An arts-conscious Welsh tax consultant and former councillor, Stephen Williams entered Parliament, taking Bristol West from Labour in 2005.

He is the first Liberal Democrat MP for the seat, and the first Liberal in Bristol for seventy years. He was first appointed an assistant health spokesperson and then to the education team in 2006 as Shadow Minister for Further and Higher Education. With the splitting-up of the Education and Skills department in 2007, he moved to be Shadow Minister for Children, Schools and Families.

Stephen was promoted to the Party’s Shadow Cabinet as Shadow Secretary for Innovation, Universities and Skills in December 2007.

Stephen read history at Bristol University, and has stayed in the city ever since working as a tax consultant for firms including Price Waterhouse Coopers and Grant Thornton.

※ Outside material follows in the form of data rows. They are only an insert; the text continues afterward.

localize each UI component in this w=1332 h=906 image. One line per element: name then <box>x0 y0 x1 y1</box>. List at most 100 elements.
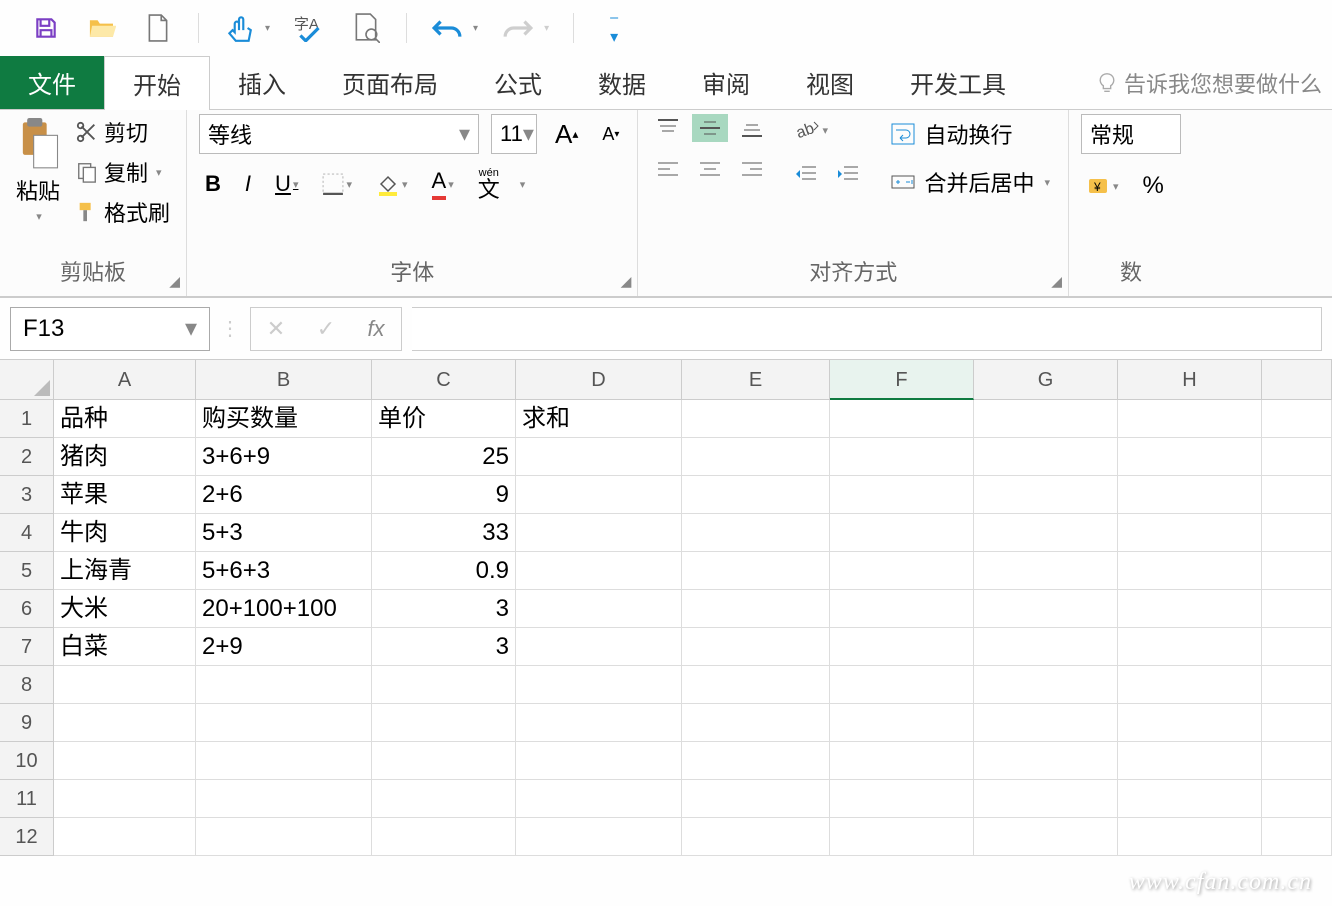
cell[interactable]: 求和 <box>516 400 682 438</box>
cell[interactable] <box>974 742 1118 780</box>
cell[interactable]: 25 <box>372 438 516 476</box>
align-middle-icon[interactable] <box>692 114 728 142</box>
cell[interactable]: 猪肉 <box>54 438 196 476</box>
accounting-format-icon[interactable]: ¥ ▾ <box>1081 171 1125 201</box>
cell[interactable] <box>1262 552 1332 590</box>
cell[interactable] <box>974 628 1118 666</box>
column-header[interactable]: F <box>830 360 974 400</box>
cell[interactable] <box>1262 438 1332 476</box>
cell[interactable]: 3 <box>372 628 516 666</box>
clipboard-launcher-icon[interactable]: ◢ <box>169 273 180 290</box>
cell[interactable] <box>682 704 830 742</box>
cell[interactable] <box>372 742 516 780</box>
fill-color-button[interactable]: ▾ <box>370 168 414 200</box>
align-center-icon[interactable] <box>692 156 728 184</box>
row-header[interactable]: 11 <box>0 780 54 818</box>
cell[interactable] <box>1118 476 1262 514</box>
formula-bar-input[interactable] <box>412 307 1322 351</box>
cell[interactable] <box>516 818 682 856</box>
cell[interactable] <box>516 780 682 818</box>
dropdown-caret[interactable]: ▾ <box>473 23 478 34</box>
cell[interactable] <box>830 666 974 704</box>
cell[interactable] <box>830 628 974 666</box>
cell[interactable] <box>682 438 830 476</box>
align-launcher-icon[interactable]: ◢ <box>1051 273 1062 290</box>
row-header[interactable]: 8 <box>0 666 54 704</box>
cell[interactable] <box>830 438 974 476</box>
cell[interactable] <box>372 704 516 742</box>
print-preview-icon[interactable] <box>350 12 382 44</box>
cell[interactable] <box>974 780 1118 818</box>
cell[interactable] <box>1262 628 1332 666</box>
bold-button[interactable]: B <box>199 167 227 201</box>
tab-home[interactable]: 开始 <box>104 56 210 110</box>
cell[interactable] <box>682 514 830 552</box>
cell[interactable]: 3+6+9 <box>196 438 372 476</box>
cell[interactable]: 2+6 <box>196 476 372 514</box>
tab-review[interactable]: 审阅 <box>674 56 778 109</box>
cell[interactable]: 上海青 <box>54 552 196 590</box>
new-file-icon[interactable] <box>142 12 174 44</box>
row-header[interactable]: 9 <box>0 704 54 742</box>
row-header[interactable]: 7 <box>0 628 54 666</box>
tab-data[interactable]: 数据 <box>570 56 674 109</box>
customize-qat-icon[interactable]: ⎯▾ <box>598 12 630 44</box>
cell[interactable] <box>54 704 196 742</box>
cell[interactable] <box>830 590 974 628</box>
cell[interactable] <box>974 476 1118 514</box>
cell[interactable] <box>196 818 372 856</box>
row-header[interactable]: 1 <box>0 400 54 438</box>
italic-button[interactable]: I <box>239 167 257 201</box>
cell[interactable] <box>1118 628 1262 666</box>
cell[interactable] <box>830 400 974 438</box>
cell[interactable] <box>54 666 196 704</box>
cell[interactable]: 白菜 <box>54 628 196 666</box>
border-button[interactable]: ▾ <box>316 169 358 199</box>
cell[interactable] <box>516 514 682 552</box>
redo-icon[interactable] <box>502 12 534 44</box>
cell[interactable] <box>1262 476 1332 514</box>
column-header[interactable]: H <box>1118 360 1262 400</box>
font-launcher-icon[interactable]: ◢ <box>621 273 632 290</box>
cell[interactable] <box>830 552 974 590</box>
cell[interactable]: 5+3 <box>196 514 372 552</box>
cell[interactable] <box>974 666 1118 704</box>
row-header[interactable]: 2 <box>0 438 54 476</box>
cell[interactable] <box>1118 552 1262 590</box>
cell[interactable] <box>974 514 1118 552</box>
cell[interactable] <box>1262 400 1332 438</box>
cell[interactable] <box>1118 780 1262 818</box>
cell[interactable] <box>974 590 1118 628</box>
cell[interactable] <box>54 742 196 780</box>
cell[interactable] <box>1262 704 1332 742</box>
align-left-icon[interactable] <box>650 156 686 184</box>
cell[interactable] <box>830 780 974 818</box>
cell[interactable] <box>516 590 682 628</box>
cell[interactable] <box>682 552 830 590</box>
font-name-selector[interactable]: 等线 ▾ <box>199 114 479 154</box>
cell[interactable] <box>682 476 830 514</box>
column-header[interactable]: B <box>196 360 372 400</box>
wrap-text-button[interactable]: 自动换行 <box>884 114 1056 154</box>
cell[interactable] <box>974 552 1118 590</box>
cell[interactable] <box>196 704 372 742</box>
dropdown-caret[interactable]: ▾ <box>265 23 270 34</box>
save-icon[interactable] <box>30 12 62 44</box>
insert-function-button[interactable]: fx <box>351 316 401 342</box>
cell[interactable]: 33 <box>372 514 516 552</box>
decrease-font-icon[interactable]: A▾ <box>596 120 625 149</box>
tab-insert[interactable]: 插入 <box>210 56 314 109</box>
accept-formula-icon[interactable]: ✓ <box>301 316 351 342</box>
cell[interactable] <box>1118 400 1262 438</box>
dropdown-caret[interactable]: ▾ <box>544 23 549 34</box>
cell[interactable] <box>682 628 830 666</box>
row-header[interactable]: 12 <box>0 818 54 856</box>
tab-developer[interactable]: 开发工具 <box>882 56 1034 109</box>
cell[interactable] <box>372 818 516 856</box>
cell[interactable]: 9 <box>372 476 516 514</box>
cell[interactable]: 20+100+100 <box>196 590 372 628</box>
open-icon[interactable] <box>86 12 118 44</box>
cell[interactable]: 品种 <box>54 400 196 438</box>
cell[interactable]: 5+6+3 <box>196 552 372 590</box>
cell[interactable] <box>1118 514 1262 552</box>
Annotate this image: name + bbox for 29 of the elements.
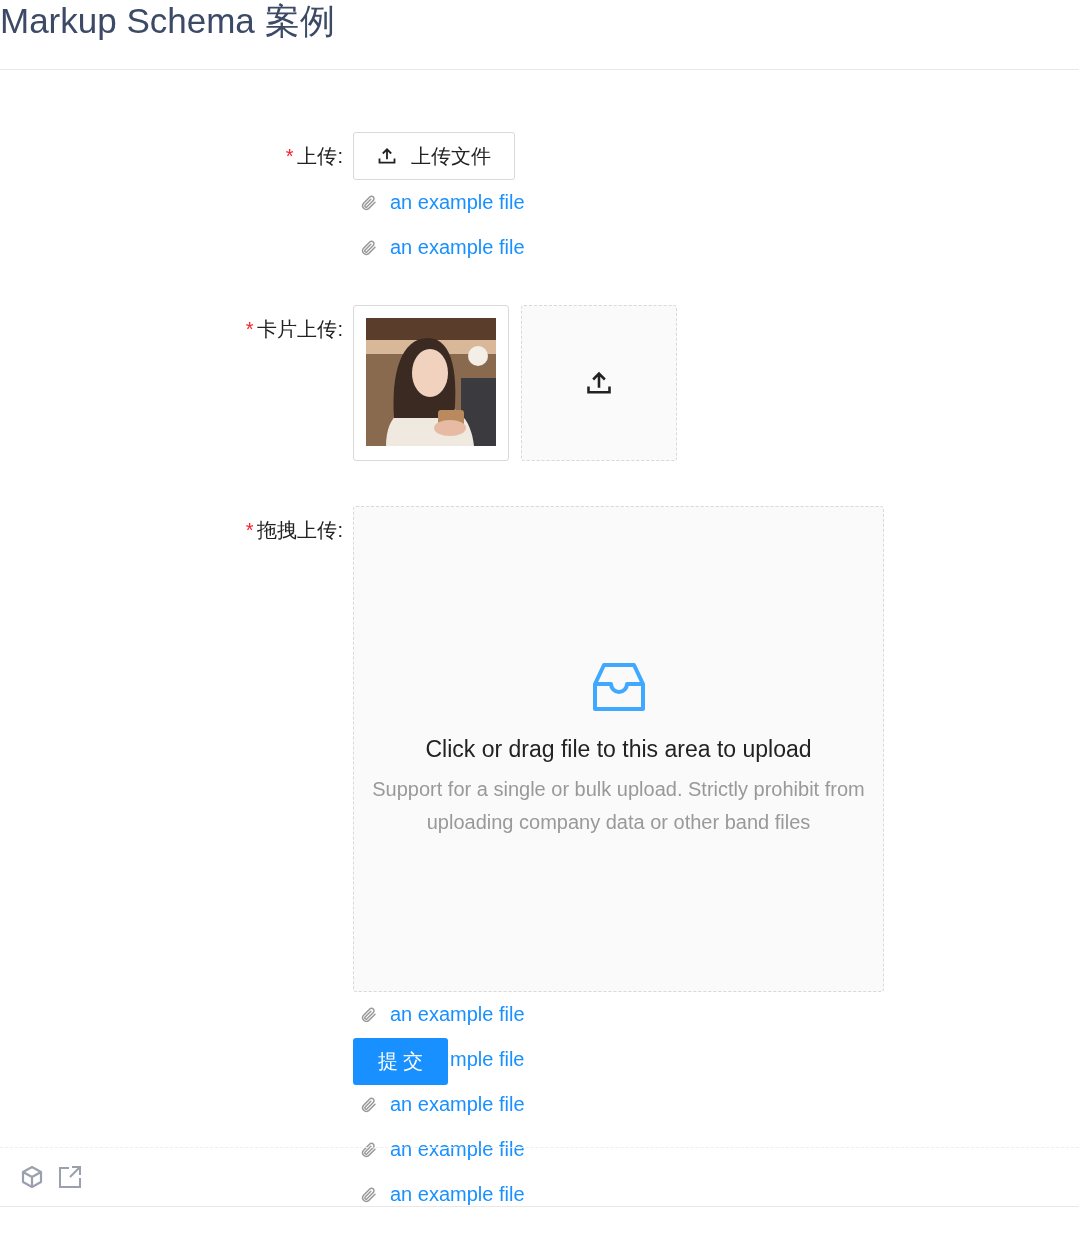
paperclip-icon [360, 1005, 378, 1024]
file-link[interactable]: an example file [390, 1183, 525, 1206]
file-link[interactable]: mple file [450, 1048, 525, 1071]
cube-icon[interactable] [20, 1165, 44, 1189]
drop-zone[interactable]: Click or drag file to this area to upload Support for a single or bulk upload. Strictly prohibit from uploading company data or other band files [353, 506, 884, 992]
field-label: 上传: [297, 144, 343, 168]
image-card[interactable] [353, 305, 509, 461]
file-link[interactable]: an example file [390, 1003, 525, 1026]
page-title: Markup Schema 案例 [0, 0, 335, 42]
paperclip-icon [360, 193, 378, 212]
paperclip-icon [360, 238, 378, 257]
required-mark: * [285, 144, 294, 168]
paperclip-icon [360, 1095, 378, 1114]
required-mark: * [245, 317, 254, 341]
required-mark: * [245, 518, 254, 542]
external-link-icon[interactable] [58, 1165, 82, 1189]
file-link[interactable]: an example file [390, 236, 525, 259]
drop-hint: Support for a single or bulk upload. Strictly prohibit from uploading company data or other band files [371, 776, 866, 835]
file-link[interactable]: an example file [390, 191, 525, 214]
field-label: 卡片上传: [257, 317, 343, 341]
field-label: 拖拽上传: [257, 518, 343, 542]
submit-button[interactable]: 提 交 [353, 1038, 448, 1085]
file-link[interactable]: an example file [390, 1093, 525, 1116]
paperclip-icon [360, 1140, 378, 1159]
upload-icon [585, 369, 613, 397]
paperclip-icon [360, 1185, 378, 1204]
drop-text: Click or drag file to this area to upload [425, 735, 812, 763]
upload-button[interactable]: 上传文件 [353, 132, 515, 180]
upload-icon [377, 146, 397, 166]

He is a member of the Chartered Institute of Taxation.

Stephen was elected to Avon County Council in 1993, and Bristol City council two years later, where he led the Liberal Democrat group for two years.

He served on the Public Accounts Committee for a year, and was appointed to the Education and Skills Select Committees in 2005.

He belongs to the World Wildlife Fund, Amnesty International, Friends of the Earth, the National Trust, Bristol Civic Society and the homosexual campaigning group Stonewall.

Apart from taxation, he is interested in education, preventative health care, transport, civil rights, the arts and Europe.

He is a director of the Watershed Arts Centre, and lists his recreations as visiting art galleries and historic sites, theatre, cinema, genealogy, eating out with friends, playing pool and using the gym.